Medieval Europe was alight with inquiry and science, especially after the political-economy improved after 900 AD. Here is Edward Grant in Science and Religion, page 239:
“This situation was radically different in the Latin West. There was sporadic opposition to the use of reason and one attempt to ban the works of Aristotle at the University of Paris in the thirteenth century, but this was of brief duration and eventually failed. There were no later attempts to ban the use of logic and natural philosophy per se, although there could of course be criticism against specific interpretations. "After the 1240s and for the rest of the Middle Ages, attacks on reason would have been regarded as bizarre and unacceptable."

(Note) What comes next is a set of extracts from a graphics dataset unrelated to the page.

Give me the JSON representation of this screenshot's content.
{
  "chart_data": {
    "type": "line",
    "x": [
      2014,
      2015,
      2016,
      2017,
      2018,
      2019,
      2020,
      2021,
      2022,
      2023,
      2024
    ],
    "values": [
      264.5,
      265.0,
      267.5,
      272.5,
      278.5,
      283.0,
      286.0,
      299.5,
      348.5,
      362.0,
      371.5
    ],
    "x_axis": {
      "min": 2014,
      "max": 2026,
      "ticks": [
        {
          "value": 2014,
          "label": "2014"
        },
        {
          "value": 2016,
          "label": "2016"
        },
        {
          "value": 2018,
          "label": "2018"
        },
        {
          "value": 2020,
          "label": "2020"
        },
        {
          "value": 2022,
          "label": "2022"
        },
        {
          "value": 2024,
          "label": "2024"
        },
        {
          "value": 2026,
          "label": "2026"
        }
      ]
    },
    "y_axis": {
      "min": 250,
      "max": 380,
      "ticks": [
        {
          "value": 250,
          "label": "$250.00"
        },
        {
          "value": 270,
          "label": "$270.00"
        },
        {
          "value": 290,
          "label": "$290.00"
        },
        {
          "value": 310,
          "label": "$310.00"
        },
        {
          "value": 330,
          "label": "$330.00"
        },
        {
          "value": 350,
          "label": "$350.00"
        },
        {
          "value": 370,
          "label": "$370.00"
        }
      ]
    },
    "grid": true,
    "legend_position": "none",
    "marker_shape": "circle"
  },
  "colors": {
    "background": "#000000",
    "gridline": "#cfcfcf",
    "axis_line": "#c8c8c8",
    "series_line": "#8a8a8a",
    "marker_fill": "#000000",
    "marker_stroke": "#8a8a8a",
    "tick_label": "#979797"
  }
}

In contrast, Islam is in principle a theocracy in which religion and state form a single entity. Islamic schools, or madrasas, generally taught "Islamic science," that is theology, Arabic grammar, the Koran and the hadith etc. Greek and other non-Muslim philosophy was called "foreign sciences" and was never integrated into the core curriculum.

Grant again, page 243:
"[The madrasas] had as their primary mission the teaching of the Islamic religion, and paid little attention to the foreign sciences, which, as we saw, were comprised of the science and natural philosophy derived ultimately from the Greeks. The analytical subjects derived from the Greeks certainly did not have equal status with religious and theological subjects. Indeed, the foreign sciences played a rather marginal role in the madrasas, which formed the core of Islamic higher education. Only those subjects that illuminated the Qur'an or the religious law were taught. One such subject was logic, which was found useful not only in semantics but was also regarded as helpful in avoiding simple errors of inference. The primary function of the madrasas, however, was 'to preserve learning and defend orthodoxy' (Mottahedeh 1985, 91). In Islam, most theologians did not regard natural philosophy as a subject helpful to a better understanding of religion. On the contrary, it was usually viewed as a subject capable of subverting the Islamic religion and, therefore, as potentially dangerous to the faith. Natural philosophy always remained a peripheral discipline in the lands of Islam and was never institutionalized within the educational system, as it was in Latin Christendom."
Greek natural philosophy, however, became fully integrated into the university curriculum in Europe. As Grant explains, page 244-245:
"..medieval theologians can be equated with the best of the secular natural philosophers, such as John Buridan and Albert of Saxony. Some theologians, such as Albertus Magnus and Nicole Oresme, were clearly superior to them. By their actions, theologians in the West were full participants in the development and dissemination of natural philosophy. They made it possible for the institutionalization of natural philosophy in the universities of the late Middle Ages, and therefore its extensive dissemination. Nothing like this occurred in the Byzantine Empire or in Islam."
By the 11th century, Islam was ossified, insular, impoverished and in a state of decline. Learning and science forbidden. Koranic fundamentalist theology; the church merged with the state; and a latent hatred of the untermensch, made it obvious that the Moslem world was both rotten and diseased.